The company stated that women’s apparel, men’s and home were the company’s top performing merchandise categories.
In a conference call, as transcribed by SeekingAlpha, Mike Ullman, J.C. Penney’s CEO, called home, a “bright spot,” with furniture a particularly strong segment.
He added, “The new home catalog we launched in March was well received and has helped us to reconnect with lapsed customers and accelerate growth in our online business. Based on the reaction to this first catalog, we plan to release a second home catalog this fall. We have lot of work to do in home but things are heading in the encouraging direction.”
Ullman said J.C. Penney has been working to improve its in-stock position and promotions in home products to keep its momentum moving forward.

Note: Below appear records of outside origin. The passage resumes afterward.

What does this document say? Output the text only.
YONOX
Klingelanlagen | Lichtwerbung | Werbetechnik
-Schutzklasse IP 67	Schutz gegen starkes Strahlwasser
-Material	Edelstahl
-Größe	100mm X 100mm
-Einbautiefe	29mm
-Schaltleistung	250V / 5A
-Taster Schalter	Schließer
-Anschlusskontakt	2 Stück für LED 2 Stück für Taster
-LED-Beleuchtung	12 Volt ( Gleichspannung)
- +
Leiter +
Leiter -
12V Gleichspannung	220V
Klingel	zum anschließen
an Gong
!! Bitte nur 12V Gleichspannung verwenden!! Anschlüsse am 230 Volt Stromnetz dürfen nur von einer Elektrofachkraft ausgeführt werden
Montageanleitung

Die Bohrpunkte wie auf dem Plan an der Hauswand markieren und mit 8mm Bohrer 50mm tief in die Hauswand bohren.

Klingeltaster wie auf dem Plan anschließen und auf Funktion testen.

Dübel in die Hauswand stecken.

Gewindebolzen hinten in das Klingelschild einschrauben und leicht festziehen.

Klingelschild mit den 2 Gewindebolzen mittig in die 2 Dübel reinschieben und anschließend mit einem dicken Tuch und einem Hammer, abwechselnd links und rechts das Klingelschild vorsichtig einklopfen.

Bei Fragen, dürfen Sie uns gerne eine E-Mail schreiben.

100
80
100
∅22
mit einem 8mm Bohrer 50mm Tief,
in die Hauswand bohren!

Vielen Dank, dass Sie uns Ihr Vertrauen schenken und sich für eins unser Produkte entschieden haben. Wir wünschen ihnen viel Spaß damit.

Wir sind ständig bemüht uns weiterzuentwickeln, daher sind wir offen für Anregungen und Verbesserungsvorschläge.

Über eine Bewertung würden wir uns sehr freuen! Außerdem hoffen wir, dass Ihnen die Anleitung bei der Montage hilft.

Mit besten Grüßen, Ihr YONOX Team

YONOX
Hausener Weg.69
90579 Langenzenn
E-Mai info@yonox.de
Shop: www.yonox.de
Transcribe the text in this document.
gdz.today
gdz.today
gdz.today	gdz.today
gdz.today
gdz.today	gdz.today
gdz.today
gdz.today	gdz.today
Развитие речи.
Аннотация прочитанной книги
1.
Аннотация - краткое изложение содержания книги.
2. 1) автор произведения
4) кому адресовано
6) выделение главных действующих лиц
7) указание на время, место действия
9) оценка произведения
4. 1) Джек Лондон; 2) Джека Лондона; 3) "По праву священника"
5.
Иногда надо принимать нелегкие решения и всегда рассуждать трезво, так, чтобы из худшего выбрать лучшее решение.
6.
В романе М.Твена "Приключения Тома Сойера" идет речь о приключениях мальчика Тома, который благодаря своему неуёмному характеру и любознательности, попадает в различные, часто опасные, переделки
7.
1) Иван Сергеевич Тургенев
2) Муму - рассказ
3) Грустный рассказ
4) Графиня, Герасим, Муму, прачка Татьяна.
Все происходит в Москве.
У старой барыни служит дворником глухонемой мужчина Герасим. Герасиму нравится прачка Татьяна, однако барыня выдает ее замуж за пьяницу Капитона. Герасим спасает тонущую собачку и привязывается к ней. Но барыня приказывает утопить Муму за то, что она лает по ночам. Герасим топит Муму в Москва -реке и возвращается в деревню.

Home product sales weren’t only strong in the stores but online as well. Beyond that, said Marvin Ellison, J.C. Penney president, e-commerce selling got a boost from an assortment expansion, back to pre-Ron Johnson levels, and additional capabilities, including ship-to-store.
Ellison pointed out, “An omnichannel customer shops 2.5 times more frequently in a year than a traditional brick-and-mortar customer.”
Sephora inside J.C. Penney, now available in 515 locations, also recorded a strong performance, the company added. All regions experienced sales growth when compared against last year’s quarter with the best performance in the western and central regions of the United States.